As originally seen on Forbes
“I’m better face-to-face.”
“I’m not really an online networking person.”
“LinkedIn is for the people who are looking for a job.”
Professionals are literally stuck inside. Events and conferences have been canceled. Most people are refusing to shake hands. In-person networking is literally dead for the next fortnight at the very least, probably longer. There are no more excuses. It's time to give LinkedIn another look.
Here are three easy ways for LinkedIn resisters to use this crisis as an opportunity to up your game on social media, and gain new highly valuable skills in the process.
Start by building out your LinkedIn profile. Go to LinkedIn.com and just follow the directions. If you have a LinkedIn account you haven’t logged into in years, jump in and update your profile. There are three major areas where refreshing your profile will make the biggest impact.
1. Update the Profile Picture
Remember, it’s more important that the picture looks like you than you look great. Far too many professionals have pictures that are 10-20 years old and make them come across like they are trying to hide something.

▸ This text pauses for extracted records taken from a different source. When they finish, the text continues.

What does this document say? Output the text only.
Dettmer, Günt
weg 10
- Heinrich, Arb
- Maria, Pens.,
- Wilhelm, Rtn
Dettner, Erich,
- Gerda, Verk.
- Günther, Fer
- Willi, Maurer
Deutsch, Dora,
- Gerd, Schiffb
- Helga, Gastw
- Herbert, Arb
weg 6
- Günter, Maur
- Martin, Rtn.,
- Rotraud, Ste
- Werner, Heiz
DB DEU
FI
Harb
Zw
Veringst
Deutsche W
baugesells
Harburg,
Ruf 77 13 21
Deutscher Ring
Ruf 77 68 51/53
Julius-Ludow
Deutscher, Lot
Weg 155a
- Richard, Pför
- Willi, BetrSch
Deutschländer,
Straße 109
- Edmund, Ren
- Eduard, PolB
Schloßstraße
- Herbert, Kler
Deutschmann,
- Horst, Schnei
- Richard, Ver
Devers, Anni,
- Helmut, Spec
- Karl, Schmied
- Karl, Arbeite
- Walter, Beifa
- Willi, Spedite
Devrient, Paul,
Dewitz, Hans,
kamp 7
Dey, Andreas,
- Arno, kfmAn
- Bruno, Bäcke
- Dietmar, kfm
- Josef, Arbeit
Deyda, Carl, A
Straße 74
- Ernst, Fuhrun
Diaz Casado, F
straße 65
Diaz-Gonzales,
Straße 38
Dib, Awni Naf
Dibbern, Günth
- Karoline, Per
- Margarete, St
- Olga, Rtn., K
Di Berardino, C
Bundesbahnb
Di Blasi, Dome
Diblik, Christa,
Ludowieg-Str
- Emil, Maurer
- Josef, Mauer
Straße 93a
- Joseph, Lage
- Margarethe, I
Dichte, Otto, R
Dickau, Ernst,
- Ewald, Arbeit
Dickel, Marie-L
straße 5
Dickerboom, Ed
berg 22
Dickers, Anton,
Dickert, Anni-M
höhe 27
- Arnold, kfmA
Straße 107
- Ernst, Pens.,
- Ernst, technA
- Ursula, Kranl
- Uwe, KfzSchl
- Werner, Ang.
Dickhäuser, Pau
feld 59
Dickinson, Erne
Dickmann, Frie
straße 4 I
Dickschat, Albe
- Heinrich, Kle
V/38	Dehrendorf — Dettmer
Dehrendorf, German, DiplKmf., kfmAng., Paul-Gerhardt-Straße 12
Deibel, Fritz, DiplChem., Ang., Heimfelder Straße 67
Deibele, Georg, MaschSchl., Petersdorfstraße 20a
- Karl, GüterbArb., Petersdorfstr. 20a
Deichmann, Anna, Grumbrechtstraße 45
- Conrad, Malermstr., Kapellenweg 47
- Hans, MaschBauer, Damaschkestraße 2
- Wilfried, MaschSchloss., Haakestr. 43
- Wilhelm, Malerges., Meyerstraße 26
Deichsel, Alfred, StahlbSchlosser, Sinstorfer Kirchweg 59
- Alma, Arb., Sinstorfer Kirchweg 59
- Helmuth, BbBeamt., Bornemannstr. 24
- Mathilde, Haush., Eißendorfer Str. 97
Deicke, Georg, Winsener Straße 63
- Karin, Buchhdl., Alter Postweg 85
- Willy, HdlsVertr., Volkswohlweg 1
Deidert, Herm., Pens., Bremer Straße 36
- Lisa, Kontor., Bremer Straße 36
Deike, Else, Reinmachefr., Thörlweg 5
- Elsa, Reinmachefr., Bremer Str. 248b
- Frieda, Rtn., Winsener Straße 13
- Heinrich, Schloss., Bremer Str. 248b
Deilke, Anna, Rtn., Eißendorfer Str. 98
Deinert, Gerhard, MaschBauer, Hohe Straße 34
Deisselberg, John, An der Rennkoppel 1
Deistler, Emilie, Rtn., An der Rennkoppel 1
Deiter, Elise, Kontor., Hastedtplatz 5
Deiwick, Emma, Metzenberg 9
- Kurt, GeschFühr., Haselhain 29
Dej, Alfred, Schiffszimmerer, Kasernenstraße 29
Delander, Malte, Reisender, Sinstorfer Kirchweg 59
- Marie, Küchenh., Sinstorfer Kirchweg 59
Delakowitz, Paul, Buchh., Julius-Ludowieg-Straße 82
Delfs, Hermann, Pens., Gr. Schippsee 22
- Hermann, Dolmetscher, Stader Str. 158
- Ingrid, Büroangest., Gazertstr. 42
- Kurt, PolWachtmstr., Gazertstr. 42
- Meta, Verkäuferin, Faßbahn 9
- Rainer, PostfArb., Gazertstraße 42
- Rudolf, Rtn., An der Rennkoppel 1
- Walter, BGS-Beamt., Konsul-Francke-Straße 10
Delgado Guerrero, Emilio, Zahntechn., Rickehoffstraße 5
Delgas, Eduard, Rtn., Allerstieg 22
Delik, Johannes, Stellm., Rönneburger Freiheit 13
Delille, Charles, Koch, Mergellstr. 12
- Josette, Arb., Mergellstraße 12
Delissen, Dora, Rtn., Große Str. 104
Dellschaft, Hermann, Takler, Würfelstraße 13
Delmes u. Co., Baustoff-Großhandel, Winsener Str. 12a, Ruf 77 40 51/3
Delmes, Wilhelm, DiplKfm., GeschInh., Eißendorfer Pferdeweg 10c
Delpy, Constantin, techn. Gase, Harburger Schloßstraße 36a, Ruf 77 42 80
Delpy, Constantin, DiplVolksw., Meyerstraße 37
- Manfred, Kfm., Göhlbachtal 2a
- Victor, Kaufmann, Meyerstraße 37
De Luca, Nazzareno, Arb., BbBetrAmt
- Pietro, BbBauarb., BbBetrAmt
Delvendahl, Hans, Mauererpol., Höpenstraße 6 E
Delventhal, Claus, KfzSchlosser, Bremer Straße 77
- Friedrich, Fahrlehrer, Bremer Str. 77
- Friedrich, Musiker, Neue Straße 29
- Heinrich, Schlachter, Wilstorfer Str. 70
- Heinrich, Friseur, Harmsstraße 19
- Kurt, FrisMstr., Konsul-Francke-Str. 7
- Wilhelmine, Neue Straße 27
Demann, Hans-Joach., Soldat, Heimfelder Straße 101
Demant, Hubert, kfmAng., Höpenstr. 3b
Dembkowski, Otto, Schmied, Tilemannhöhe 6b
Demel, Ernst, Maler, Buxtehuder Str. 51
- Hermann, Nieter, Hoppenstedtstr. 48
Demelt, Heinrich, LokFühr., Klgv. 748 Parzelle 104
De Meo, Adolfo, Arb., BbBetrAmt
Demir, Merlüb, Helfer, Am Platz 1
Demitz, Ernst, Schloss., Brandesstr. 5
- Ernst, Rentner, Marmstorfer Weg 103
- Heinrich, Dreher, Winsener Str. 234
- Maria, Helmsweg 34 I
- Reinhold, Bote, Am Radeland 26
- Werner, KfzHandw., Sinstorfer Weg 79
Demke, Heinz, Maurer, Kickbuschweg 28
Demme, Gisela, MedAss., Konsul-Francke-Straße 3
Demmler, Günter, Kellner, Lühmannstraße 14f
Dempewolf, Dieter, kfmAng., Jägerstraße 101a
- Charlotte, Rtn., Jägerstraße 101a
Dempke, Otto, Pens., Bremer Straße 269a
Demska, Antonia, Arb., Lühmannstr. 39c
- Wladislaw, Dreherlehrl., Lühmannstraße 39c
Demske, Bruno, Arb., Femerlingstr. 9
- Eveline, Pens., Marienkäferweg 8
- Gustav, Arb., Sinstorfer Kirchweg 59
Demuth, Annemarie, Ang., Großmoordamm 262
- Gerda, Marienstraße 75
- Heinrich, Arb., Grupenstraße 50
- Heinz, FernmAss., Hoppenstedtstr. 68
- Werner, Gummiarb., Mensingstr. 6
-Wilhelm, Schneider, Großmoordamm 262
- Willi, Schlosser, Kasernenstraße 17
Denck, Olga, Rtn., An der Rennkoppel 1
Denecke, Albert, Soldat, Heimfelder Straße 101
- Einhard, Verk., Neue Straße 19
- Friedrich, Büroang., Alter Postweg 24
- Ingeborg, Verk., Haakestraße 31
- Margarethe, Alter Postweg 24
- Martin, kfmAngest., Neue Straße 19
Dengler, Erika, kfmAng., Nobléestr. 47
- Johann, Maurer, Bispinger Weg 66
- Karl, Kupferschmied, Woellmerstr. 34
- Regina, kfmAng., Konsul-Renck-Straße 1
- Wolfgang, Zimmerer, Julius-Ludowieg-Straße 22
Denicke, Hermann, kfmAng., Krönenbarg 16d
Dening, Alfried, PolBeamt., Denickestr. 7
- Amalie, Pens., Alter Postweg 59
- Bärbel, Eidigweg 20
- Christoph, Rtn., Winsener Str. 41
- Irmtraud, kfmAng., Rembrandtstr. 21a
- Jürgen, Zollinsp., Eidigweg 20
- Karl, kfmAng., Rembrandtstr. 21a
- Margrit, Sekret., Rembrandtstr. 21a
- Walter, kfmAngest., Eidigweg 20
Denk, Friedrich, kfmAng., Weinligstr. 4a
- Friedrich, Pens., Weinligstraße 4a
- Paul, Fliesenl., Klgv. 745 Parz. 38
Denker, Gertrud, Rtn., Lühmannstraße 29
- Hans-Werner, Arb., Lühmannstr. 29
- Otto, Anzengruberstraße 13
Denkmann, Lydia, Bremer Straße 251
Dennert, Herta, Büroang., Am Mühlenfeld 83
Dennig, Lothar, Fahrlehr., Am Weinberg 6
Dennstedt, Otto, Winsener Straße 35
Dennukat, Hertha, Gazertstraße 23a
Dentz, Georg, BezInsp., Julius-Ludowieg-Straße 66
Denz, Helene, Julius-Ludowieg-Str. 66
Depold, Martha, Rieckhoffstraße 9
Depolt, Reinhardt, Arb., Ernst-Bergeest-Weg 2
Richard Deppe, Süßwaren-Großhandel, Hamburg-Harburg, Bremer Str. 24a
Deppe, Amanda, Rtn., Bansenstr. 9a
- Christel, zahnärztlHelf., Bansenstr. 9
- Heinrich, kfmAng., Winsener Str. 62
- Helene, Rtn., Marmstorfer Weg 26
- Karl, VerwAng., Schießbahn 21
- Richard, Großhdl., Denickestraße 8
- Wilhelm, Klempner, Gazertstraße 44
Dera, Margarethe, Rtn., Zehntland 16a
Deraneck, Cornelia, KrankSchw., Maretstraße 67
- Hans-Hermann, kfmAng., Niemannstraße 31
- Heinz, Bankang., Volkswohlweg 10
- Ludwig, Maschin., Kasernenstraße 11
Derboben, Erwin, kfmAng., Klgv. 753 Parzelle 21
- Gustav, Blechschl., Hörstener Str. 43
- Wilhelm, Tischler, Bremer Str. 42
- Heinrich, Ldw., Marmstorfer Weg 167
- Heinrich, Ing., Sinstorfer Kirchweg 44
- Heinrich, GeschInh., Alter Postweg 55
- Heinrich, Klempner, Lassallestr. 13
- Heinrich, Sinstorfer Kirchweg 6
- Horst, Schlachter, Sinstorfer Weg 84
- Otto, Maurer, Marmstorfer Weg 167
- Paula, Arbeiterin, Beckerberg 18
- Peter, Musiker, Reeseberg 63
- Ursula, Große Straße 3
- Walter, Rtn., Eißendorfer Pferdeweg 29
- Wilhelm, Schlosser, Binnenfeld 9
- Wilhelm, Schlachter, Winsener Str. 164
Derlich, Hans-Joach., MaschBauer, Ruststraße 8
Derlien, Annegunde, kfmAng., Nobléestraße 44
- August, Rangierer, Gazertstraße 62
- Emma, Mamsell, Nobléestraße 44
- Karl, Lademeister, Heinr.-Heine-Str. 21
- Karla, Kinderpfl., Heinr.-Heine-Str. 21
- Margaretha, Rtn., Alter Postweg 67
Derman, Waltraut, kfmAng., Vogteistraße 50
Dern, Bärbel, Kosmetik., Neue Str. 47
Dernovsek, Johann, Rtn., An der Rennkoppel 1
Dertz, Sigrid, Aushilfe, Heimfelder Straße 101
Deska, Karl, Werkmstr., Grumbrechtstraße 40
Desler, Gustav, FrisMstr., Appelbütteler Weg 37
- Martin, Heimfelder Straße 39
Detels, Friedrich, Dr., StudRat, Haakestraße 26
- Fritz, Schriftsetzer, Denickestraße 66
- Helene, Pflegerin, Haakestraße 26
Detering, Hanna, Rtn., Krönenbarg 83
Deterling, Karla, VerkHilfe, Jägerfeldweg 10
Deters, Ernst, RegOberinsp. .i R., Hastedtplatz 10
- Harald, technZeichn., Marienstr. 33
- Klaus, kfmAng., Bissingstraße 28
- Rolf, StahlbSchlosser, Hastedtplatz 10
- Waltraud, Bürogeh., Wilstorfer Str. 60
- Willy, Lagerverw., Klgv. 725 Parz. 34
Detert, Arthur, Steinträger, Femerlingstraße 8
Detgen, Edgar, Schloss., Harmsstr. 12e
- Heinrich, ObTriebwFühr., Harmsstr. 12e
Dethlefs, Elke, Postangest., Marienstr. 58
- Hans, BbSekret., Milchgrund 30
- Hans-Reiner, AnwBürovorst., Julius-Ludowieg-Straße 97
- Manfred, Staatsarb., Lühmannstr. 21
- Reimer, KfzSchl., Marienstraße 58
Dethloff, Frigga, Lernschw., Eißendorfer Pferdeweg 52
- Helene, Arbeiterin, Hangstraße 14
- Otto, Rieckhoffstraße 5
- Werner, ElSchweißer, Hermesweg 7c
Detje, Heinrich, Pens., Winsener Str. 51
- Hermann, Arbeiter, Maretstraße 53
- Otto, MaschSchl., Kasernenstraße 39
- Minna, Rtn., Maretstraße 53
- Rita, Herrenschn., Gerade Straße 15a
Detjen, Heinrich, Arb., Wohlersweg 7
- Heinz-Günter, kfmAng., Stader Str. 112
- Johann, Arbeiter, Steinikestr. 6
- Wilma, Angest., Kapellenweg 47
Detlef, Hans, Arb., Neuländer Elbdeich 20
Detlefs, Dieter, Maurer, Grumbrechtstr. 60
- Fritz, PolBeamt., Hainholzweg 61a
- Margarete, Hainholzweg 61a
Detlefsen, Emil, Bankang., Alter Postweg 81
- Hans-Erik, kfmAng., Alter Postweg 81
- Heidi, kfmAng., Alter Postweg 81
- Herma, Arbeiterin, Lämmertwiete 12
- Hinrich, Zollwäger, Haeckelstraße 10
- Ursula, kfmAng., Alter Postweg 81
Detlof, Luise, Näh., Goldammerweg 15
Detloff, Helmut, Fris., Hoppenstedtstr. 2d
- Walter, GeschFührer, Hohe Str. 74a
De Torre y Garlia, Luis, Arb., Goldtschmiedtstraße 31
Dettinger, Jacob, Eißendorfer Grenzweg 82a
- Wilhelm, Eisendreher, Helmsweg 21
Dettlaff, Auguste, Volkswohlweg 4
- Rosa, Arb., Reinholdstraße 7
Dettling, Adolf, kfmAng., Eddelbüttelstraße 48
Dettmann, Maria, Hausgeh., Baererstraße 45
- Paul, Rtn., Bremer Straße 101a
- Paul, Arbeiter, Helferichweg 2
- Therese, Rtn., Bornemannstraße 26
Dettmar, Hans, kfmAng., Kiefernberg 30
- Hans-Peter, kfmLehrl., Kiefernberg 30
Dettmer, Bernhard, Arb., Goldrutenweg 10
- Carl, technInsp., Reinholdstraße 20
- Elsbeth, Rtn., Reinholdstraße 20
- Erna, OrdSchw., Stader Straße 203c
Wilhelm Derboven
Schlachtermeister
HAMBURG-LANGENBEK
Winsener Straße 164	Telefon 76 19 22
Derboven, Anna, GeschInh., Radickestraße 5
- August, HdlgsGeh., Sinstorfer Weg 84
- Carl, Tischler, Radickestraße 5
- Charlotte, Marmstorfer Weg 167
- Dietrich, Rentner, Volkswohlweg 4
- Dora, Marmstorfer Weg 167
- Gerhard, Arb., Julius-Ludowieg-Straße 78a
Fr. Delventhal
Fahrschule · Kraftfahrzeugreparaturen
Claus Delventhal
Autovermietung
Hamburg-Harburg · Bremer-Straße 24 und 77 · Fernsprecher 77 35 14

2. Update your Professional Headline
In LinkedIn, the headline will default to your current position, so instead, update this to tell people who you help, and how you help them. This simple step alone will help your friends refer business to you, and help strangers immediately see how you can help them.
3. Update your “About” Section
Studies show this is the part your profile that visitors spend the most time reading. Here you have 1000 characters to sell yourself and your services.
A great “About” section will persuade potential clients to hire you. To be persuasive, I recommend you focus on one or two things that you are great at. Start with a topic sentence that explains specifically what you do, then include 3-4 bullet points describing example of you doing what you do best. This is not the time to be generic, this is the time to be bold and strategic. Don’t make the mistake of positioning yourself as a generalist, the market is far too crowded and noisy for a generalist to bring in work. Be a specialist, focus on one or two areas where you are better than our competitors. In the final paragraph, feel free to share more general information including volunteer work, thought leadership, and personal interests.
Once your profile is completed it is time to start giving. Some reading this will wonder, “wait, I’m creating my profile to get more business, not to give.” This is the most important lesson you will ever learn about social media, the people who are the most successful on social media are those who give the most away. If you are a tax expert, share insights through shared updates or blog posts on how people can better leverage opportunities. LinkedIn uses an algorithm to weigh the value of your content which is based around how many people like, share or comment on your posts. Give great information to help you potential customers, and you will be rewarded with an audience. You can use a free network like Twitter to find great content to share, or there are paid services like Buzzsumo that will help you identify trending content to share. I personally love Getpocket.com for targeted content suggestions.
If you are part of a large team, use an employee advocacy tool like Clearview Social, Dynamic Signal, or Smarp to get the entire team sharing and promoting each-other’s posts. Think of this like priming the pump, if your team can re-share all the content, LinkedIn will then help expand the audience for that that content.
You may be stuck inside, but don’t let it get you down. This is an opportunity to flex new muscles, gain new skills, and find new ways to win. Now you finally have time to get around to leveraging LinkedIn.